Виталий невозмутимо слушал, глядя на него поверх чашки кофе. Невозмутимо — ибо как можно вообразить конец света? Невозмутимо — потому что слишком чудовищным казался возможный провал. Рассудок отказывался вообразить последствия срыва и не в силах был охватить весь масштаб предприятия.
Некоторое время они молча сидели у окна кафе, глядя на русское лето. Итак, первая коммунистическая страна в мире на пути к тому, чтобы стать последней, думал Порученец. Восточная Европа уже возвратилась к прежнему, некогда искусственно прерванному курсу. У нее свой путь. Коммунизм не для них. И вообще, трудно представить, что их можно объединить в рамках какой-то единой системы.
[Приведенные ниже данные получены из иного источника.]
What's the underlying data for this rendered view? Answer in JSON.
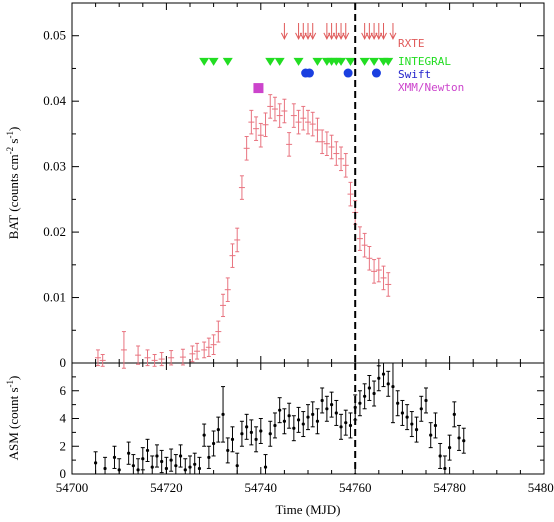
{
  "chart_data": [
    {
      "type": "scatter",
      "panel": "top",
      "ylabel_main": "BAT (counts cm",
      "ylabel_sup1": "-2",
      "ylabel_mid": " s",
      "ylabel_sup2": "-1",
      "ylabel_end": ")",
      "xlim": [
        54700,
        54800
      ],
      "ylim": [
        0,
        0.055
      ],
      "yticks": [
        "0",
        "0.01",
        "0.02",
        "0.03",
        "0.04",
        "0.05"
      ],
      "ytick_values": [
        0,
        0.01,
        0.02,
        0.03,
        0.04,
        0.05
      ],
      "grid": false,
      "vertical_line_x": 54760,
      "series": [
        {
          "name": "BAT",
          "color": "#e8737f",
          "x": [
            54705.5,
            54706.5,
            54711,
            54714,
            54716,
            54717.5,
            54719,
            54721,
            54723.5,
            54725.5,
            54726.5,
            54728,
            54729,
            54730,
            54731,
            54732,
            54733,
            54734,
            54735,
            54736,
            54737,
            54738,
            54739,
            54740,
            54741,
            54742,
            54743,
            54744,
            54745,
            54746,
            54747,
            54748,
            54749,
            54750,
            54751,
            54752,
            54753,
            54754,
            54755,
            54756,
            54757,
            54758,
            54759,
            54760,
            54761,
            54762,
            54763,
            54764,
            54765,
            54766,
            54767
          ],
          "y": [
            0.0008,
            0.0004,
            0.002,
            0.0012,
            0.0008,
            0.0004,
            0.0006,
            0.0008,
            0.0009,
            0.0014,
            0.0018,
            0.002,
            0.0024,
            0.0028,
            0.0048,
            0.0088,
            0.0112,
            0.0164,
            0.0188,
            0.0268,
            0.0328,
            0.0368,
            0.0358,
            0.0348,
            0.0364,
            0.0392,
            0.0388,
            0.0378,
            0.0385,
            0.0334,
            0.0378,
            0.0368,
            0.0374,
            0.0368,
            0.0365,
            0.0356,
            0.0338,
            0.0335,
            0.033,
            0.032,
            0.0312,
            0.0302,
            0.0258,
            0.023,
            0.019,
            0.018,
            0.016,
            0.014,
            0.0142,
            0.013,
            0.012
          ],
          "yerr": [
            0.0012,
            0.0009,
            0.0028,
            0.0014,
            0.0012,
            0.0009,
            0.001,
            0.0011,
            0.0012,
            0.0012,
            0.0012,
            0.0012,
            0.0014,
            0.0015,
            0.0016,
            0.0017,
            0.0018,
            0.0018,
            0.0018,
            0.0018,
            0.0018,
            0.0018,
            0.0018,
            0.0018,
            0.0018,
            0.0018,
            0.0018,
            0.0018,
            0.0018,
            0.0018,
            0.0018,
            0.0018,
            0.0018,
            0.0018,
            0.0018,
            0.0018,
            0.0018,
            0.0018,
            0.0018,
            0.0018,
            0.0018,
            0.0018,
            0.0018,
            0.0018,
            0.0018,
            0.0018,
            0.0018,
            0.0018,
            0.0018,
            0.0018,
            0.0018
          ]
        }
      ],
      "observations": [
        {
          "name": "RXTE",
          "label": "RXTE",
          "color": "#e05a5a",
          "marker": "arrow",
          "y_level": 0.0515,
          "x": [
            54745,
            54748,
            54749,
            54750,
            54751,
            54754,
            54755,
            54756,
            54757,
            54758,
            54762,
            54763,
            54764,
            54765,
            54766,
            54768
          ]
        },
        {
          "name": "INTEGRAL",
          "label": "INTEGRAL",
          "color": "#22dd22",
          "marker": "triangle-down",
          "y_level": 0.046,
          "x": [
            54728,
            54730,
            54733,
            54742,
            54744,
            54748,
            54752,
            54754,
            54755,
            54756,
            54757,
            54759,
            54762,
            54764,
            54766,
            54767
          ]
        },
        {
          "name": "Swift",
          "label": "Swift",
          "color": "#1a3fe0",
          "marker": "circle",
          "y_level": 0.0443,
          "x": [
            54749.5,
            54750.3,
            54758.5,
            54764.5
          ]
        },
        {
          "name": "XMM/Newton",
          "label": "XMM/Newton",
          "color": "#cc44cc",
          "marker": "square",
          "y_level": 0.042,
          "x": [
            54739.5
          ]
        }
      ],
      "legend_placement": "top-right"
    },
    {
      "type": "scatter",
      "panel": "bottom",
      "ylabel_main": "ASM (count s",
      "ylabel_sup": "-1",
      "ylabel_end": ")",
      "xlabel": "Time (MJD)",
      "xlim": [
        54700,
        54800
      ],
      "ylim": [
        0,
        8
      ],
      "yticks": [
        "0",
        "2",
        "4",
        "6"
      ],
      "ytick_values": [
        0,
        2,
        4,
        6
      ],
      "xticks": [
        "54700",
        "54720",
        "54740",
        "54760",
        "54780",
        "54800"
      ],
      "xtick_values": [
        54700,
        54720,
        54740,
        54760,
        54780,
        54800
      ],
      "grid": false,
      "vertical_line_x": 54760,
      "series": [
        {
          "name": "ASM",
          "color": "#000000",
          "x": [
            54705,
            54707,
            54709,
            54710,
            54712,
            54713,
            54714,
            54715,
            54716,
            54717,
            54718,
            54719,
            54720,
            54721,
            54722,
            54723,
            54724,
            54725,
            54726,
            54727,
            54728,
            54729,
            54730,
            54731,
            54732,
            54733,
            54734,
            54735,
            54736,
            54737,
            54738,
            54739,
            54740,
            54741,
            54742,
            54743,
            54744,
            54745,
            54746,
            54747,
            54748,
            54749,
            54750,
            54751,
            54752,
            54753,
            54754,
            54755,
            54756,
            54757,
            54758,
            54759,
            54760,
            54761,
            54762,
            54763,
            54764,
            54765,
            54766,
            54767,
            54768,
            54769,
            54770,
            54771,
            54772,
            54773,
            54774,
            54775,
            54776,
            54777,
            54778,
            54779,
            54780,
            54781,
            54782,
            54783
          ],
          "y": [
            0.8,
            0.4,
            1.2,
            0.3,
            1.5,
            0.6,
            0.3,
            1.1,
            1.7,
            0.5,
            1.3,
            0.9,
            0.4,
            1.0,
            0.6,
            1.3,
            0.3,
            0.5,
            0.7,
            0.4,
            2.8,
            1.2,
            2.2,
            3.2,
            4.3,
            1.7,
            2.5,
            0.6,
            2.9,
            3.4,
            3.0,
            2.5,
            3.1,
            0.5,
            2.9,
            3.5,
            4.6,
            3.8,
            4.2,
            3.3,
            3.9,
            3.6,
            4.1,
            4.3,
            3.8,
            5.3,
            4.7,
            5.0,
            4.4,
            3.4,
            3.7,
            3.5,
            4.8,
            5.1,
            5.6,
            6.2,
            5.8,
            6.9,
            7.2,
            6.5,
            6.3,
            5.1,
            4.4,
            4.1,
            3.6,
            3.2,
            4.7,
            5.3,
            2.8,
            3.5,
            1.3,
            0.4,
            1.9,
            4.3,
            2.6,
            2.4
          ],
          "yerr": [
            0.8,
            0.8,
            0.8,
            0.8,
            0.8,
            0.8,
            0.8,
            0.8,
            0.8,
            0.8,
            0.8,
            0.8,
            0.8,
            0.8,
            0.8,
            0.8,
            0.8,
            0.8,
            0.8,
            0.8,
            0.8,
            0.8,
            0.9,
            0.9,
            2.0,
            0.9,
            0.9,
            0.9,
            0.9,
            0.9,
            0.9,
            0.9,
            0.9,
            0.9,
            0.9,
            0.9,
            0.9,
            0.9,
            0.9,
            0.9,
            0.9,
            0.9,
            0.9,
            0.9,
            0.9,
            0.9,
            0.9,
            0.9,
            0.9,
            0.9,
            0.9,
            0.9,
            0.9,
            0.9,
            0.9,
            0.9,
            0.9,
            0.9,
            0.9,
            0.9,
            2.6,
            0.9,
            0.9,
            0.9,
            0.9,
            0.9,
            0.9,
            0.9,
            0.9,
            0.9,
            0.9,
            0.9,
            0.9,
            0.9,
            0.9,
            0.9
          ]
        }
      ]
    }
  ]
}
Михаил всегда мечтал о федерации государств всего континента, государств разоруженных — и потому вольных настаивать на своем и спорить до посинения. Но это, похоже, дело очень, очень далекого будущего. К тому же русские сильно отличаются от европейцев, они, как и прежде, нуждаются в сильной руке. Нет, не в той диктатуре, которая была в прошлом — беспощадной и никому не подотчетной, — а в честном и умном руководстве, способном принимать решения, не связанном мелочными ограничениями и не устраивающем референдумы всякий раз, когда какому-нибудь министру надо выйти в туалет.
Стараясь на время выбросить все это из головы. Порученец пошел на кухню и поставил на плиту чайник. Что бы ни происходило, какие бы потрясения на тебя не обрушивались, проза жизни берет свое. Так и коротаешь свой век. Он заварил чай и перешел в комнату. Из ванной доносилось гудение электрогенератора, время от времени слышались поскрипывания, глухие стуки и шорохи, какие бывают в скверно построенном и пустующем здании. Эти звуки Порученец чутко улавливал. Не слышал он только слабый щелчок, когда открылась входная дверь и в темный коридор, по-звериному крадясь и пригибаясь, проник фотограф.
Перечитав письмо, Дэвид Рассерт положил его на письменный стол, с которого предварительно убрал книги и бумаги. Такерман сначала сочтет послание шуткой, но пустая квартира быстро убедит его в необходимости действовать, если он дорожит своей карьерой.
Этого дня Рассерт ждал много лет. Не то, чтобы он знал заранее, как все произойдет; скорее, причиной было желание вновь увидеть друга, вновь почувствовать силу его незаурядного интеллекта, интуиции и вдохновения.
Он часто задавал себе вопрос, откуда в этой закосневшей системе мог появиться столь необычайно живой ум. Впрочем, опытным старателям иногда удается найти самородок даже в вязком речном иле. Наверное, Михаил и был таким самородком. Одним из тех встречающихся в каждом поколении гениев, которым удается осуществить свое предназначение.
По привычке Рассерт еще раз обошел квартиру. Само собой разумеется, через несколько часов здесь перевернут все вверх дном, проклиная его последними словами, совершенно незаслуженно обзывая предателем, подонком из подонков. Он для них — неприметный маленький шпион, который долго таился в подполье и теперь, наконец, сделал свое грязное дело и убрался восвояси.